Each of D-orbit’s clients has different requirements, so its missions are never identical. To make sure they can adapt quickly to client requests, they need software which models the final product in a fast and efficient way. That’s where PTC’s 3D computer-aided design software Creo comes in. We’ve discussed the merits of Creo in previous episodes, but as a quick reminder as to what Creo is and how it helps manufacturers in industry today, Creo is PTC’s flagship 3D CAD solution for the market. Primarily, the reason why customers started moving to 3D CAD 30 years ago is simply because until the invention of really scalable, commercial-ready 3D CAD design engineers had to, for lack of a better term, imagine the third dimension of their designs. They were doing everything in 2D. And frankly, the level of additional comfort and confidence that design engineers get by being able to completely define their designs in full 3D is really hard to underestimate. It is extremely valuable to have full confidence in your designs in 3D to make sure those designs can go together, as the manufacturing team starts to assemble them, to make sure those designs are manufacturable as the manufacturing engineers decide how to apply, say, (NC toolpaths? 16:40), or injection moulding processes to those parts. 

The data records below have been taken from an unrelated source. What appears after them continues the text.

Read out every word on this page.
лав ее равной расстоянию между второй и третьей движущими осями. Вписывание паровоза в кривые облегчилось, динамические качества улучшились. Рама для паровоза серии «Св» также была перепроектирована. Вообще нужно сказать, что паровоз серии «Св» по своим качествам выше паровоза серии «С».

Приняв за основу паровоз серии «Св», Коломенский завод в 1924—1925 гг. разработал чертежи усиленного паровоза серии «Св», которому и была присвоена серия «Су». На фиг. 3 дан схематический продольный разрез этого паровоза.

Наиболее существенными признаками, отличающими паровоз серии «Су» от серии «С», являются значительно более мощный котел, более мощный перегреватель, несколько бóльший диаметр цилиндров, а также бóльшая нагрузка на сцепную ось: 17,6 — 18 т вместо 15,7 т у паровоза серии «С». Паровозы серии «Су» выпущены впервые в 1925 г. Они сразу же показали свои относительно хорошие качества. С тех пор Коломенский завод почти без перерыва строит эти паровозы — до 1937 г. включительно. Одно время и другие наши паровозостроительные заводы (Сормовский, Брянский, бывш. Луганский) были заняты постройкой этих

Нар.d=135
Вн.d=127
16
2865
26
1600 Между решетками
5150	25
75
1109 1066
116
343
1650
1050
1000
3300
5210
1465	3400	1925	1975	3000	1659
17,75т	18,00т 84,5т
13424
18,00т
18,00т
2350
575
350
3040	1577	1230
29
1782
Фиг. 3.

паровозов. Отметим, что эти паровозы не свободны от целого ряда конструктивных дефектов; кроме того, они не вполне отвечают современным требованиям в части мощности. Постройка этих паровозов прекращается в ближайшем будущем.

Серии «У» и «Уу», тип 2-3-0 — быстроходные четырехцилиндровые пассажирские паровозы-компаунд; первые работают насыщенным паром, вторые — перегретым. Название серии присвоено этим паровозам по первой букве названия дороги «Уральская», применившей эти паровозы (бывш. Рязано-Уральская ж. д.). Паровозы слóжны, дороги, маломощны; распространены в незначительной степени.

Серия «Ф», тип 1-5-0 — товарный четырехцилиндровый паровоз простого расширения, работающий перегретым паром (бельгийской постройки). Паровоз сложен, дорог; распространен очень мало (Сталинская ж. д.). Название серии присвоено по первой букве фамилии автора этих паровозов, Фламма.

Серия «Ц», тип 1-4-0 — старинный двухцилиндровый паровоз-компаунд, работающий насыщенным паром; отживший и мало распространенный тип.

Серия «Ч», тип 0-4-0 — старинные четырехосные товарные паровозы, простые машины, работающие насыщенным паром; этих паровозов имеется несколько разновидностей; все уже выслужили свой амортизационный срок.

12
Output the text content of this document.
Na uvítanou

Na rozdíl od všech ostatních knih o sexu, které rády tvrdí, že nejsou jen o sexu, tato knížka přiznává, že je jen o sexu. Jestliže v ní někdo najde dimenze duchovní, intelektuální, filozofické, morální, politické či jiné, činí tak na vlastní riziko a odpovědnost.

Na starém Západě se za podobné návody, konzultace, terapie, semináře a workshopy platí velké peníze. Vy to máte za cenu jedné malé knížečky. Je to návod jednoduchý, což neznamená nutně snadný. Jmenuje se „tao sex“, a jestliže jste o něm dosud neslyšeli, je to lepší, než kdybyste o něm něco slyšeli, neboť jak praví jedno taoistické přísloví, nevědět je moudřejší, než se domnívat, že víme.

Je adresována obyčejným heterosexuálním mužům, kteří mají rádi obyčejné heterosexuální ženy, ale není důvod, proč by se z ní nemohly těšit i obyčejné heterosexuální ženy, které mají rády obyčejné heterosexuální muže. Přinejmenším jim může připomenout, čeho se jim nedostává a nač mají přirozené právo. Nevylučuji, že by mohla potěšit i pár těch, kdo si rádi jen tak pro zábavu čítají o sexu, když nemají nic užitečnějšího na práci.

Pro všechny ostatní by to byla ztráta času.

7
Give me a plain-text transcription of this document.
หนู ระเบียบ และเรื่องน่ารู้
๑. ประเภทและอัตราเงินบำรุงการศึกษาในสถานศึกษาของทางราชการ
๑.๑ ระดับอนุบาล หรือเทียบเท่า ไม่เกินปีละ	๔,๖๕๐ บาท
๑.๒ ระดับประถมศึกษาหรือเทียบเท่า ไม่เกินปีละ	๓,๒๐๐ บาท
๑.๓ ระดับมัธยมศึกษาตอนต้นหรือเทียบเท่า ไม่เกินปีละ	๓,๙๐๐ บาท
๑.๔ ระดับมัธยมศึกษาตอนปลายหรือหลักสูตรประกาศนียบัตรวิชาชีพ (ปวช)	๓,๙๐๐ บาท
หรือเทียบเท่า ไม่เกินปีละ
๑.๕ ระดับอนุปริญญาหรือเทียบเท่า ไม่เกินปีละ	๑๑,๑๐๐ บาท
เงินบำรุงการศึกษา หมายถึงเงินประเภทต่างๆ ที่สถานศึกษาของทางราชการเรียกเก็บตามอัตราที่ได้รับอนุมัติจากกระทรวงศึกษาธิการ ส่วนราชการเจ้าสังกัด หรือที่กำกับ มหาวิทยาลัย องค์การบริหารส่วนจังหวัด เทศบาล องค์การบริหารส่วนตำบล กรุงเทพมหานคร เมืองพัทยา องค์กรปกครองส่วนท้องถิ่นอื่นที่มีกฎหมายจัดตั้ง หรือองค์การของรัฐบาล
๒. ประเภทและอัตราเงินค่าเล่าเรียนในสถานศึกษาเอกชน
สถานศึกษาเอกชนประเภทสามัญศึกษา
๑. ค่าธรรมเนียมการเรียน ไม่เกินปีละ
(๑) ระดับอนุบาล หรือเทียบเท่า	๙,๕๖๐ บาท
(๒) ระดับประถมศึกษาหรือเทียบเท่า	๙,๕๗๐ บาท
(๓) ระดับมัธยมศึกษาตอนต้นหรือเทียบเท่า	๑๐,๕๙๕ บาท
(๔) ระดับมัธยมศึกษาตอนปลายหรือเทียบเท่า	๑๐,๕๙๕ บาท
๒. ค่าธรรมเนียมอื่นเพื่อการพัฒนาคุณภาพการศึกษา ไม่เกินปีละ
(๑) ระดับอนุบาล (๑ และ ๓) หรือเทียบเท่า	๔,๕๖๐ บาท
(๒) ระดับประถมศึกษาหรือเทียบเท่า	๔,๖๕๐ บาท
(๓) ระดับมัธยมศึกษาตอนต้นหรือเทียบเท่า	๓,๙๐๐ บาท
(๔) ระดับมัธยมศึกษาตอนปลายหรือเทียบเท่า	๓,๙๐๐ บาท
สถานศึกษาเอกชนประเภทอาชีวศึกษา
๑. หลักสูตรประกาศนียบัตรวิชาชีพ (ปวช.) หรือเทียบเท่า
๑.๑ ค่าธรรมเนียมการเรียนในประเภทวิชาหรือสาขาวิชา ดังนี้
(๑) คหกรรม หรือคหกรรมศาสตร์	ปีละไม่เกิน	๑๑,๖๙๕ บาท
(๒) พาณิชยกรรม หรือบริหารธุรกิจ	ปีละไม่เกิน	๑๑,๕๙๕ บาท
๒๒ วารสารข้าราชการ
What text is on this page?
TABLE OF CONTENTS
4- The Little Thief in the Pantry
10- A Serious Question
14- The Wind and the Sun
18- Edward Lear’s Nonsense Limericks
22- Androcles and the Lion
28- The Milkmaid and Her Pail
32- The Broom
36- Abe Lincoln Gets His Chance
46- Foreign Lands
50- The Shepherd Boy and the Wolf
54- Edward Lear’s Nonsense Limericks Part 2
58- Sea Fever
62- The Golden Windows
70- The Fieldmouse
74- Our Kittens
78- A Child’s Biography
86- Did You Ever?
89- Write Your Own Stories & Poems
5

The fact that the model is fully defined in 3D gives rise to all of these other design checks, manufacturability checks, serviceability checks, because you now can evaluate designs in ways that customers never could before. And so 3D CAD, the process of defining your designs in 3D, is really fundamentally giving customers the full capability of evaluating that design from every respect in the value chain, from every point of view in the value chain. And I think that is why 3D design is continuing to grow remarkably in the world of discrete manufacturing. Creo’s ability to capture whatever it is you need to model is one of its fundamental strengths. 

So, how does Creo help D-orbit meet those tight deadlines? D-orbit has a pretty significant challenge, because first of all, their assembly is very large, and the complexity of bringing together hundreds, or maybe even thousands, of parts into particular modules that didn’t get stuck together into a larger assembly, just that complexity is extremely difficult to do if you’re trying to do all that in 2D. And it turns out that Creo is particularly adept at helping customers with visualising and managing the development of very large assemblies. It’s not just that Creo can, say, open a large assembly quickly. Of course it can. But it’s also that Creo helps design engineers get to their design context really efficiently. Design engineers don’t need the entire assembly up when they’re working on one particular part of the assembly. But they do need to say, “Hey, here’s the area of the design that I want to be working in right now.” And Creo has great tools for helping design engineers efficiently tell our system, “This is the area I want to work in, please give me everything and all the detail that I need in this area so that I can get my work done effectively.” And it understands how to keep all of that up to date, even though the design engineer is working in a very small part of the design at any one time. So really, really powerful stuff working on large assemblies.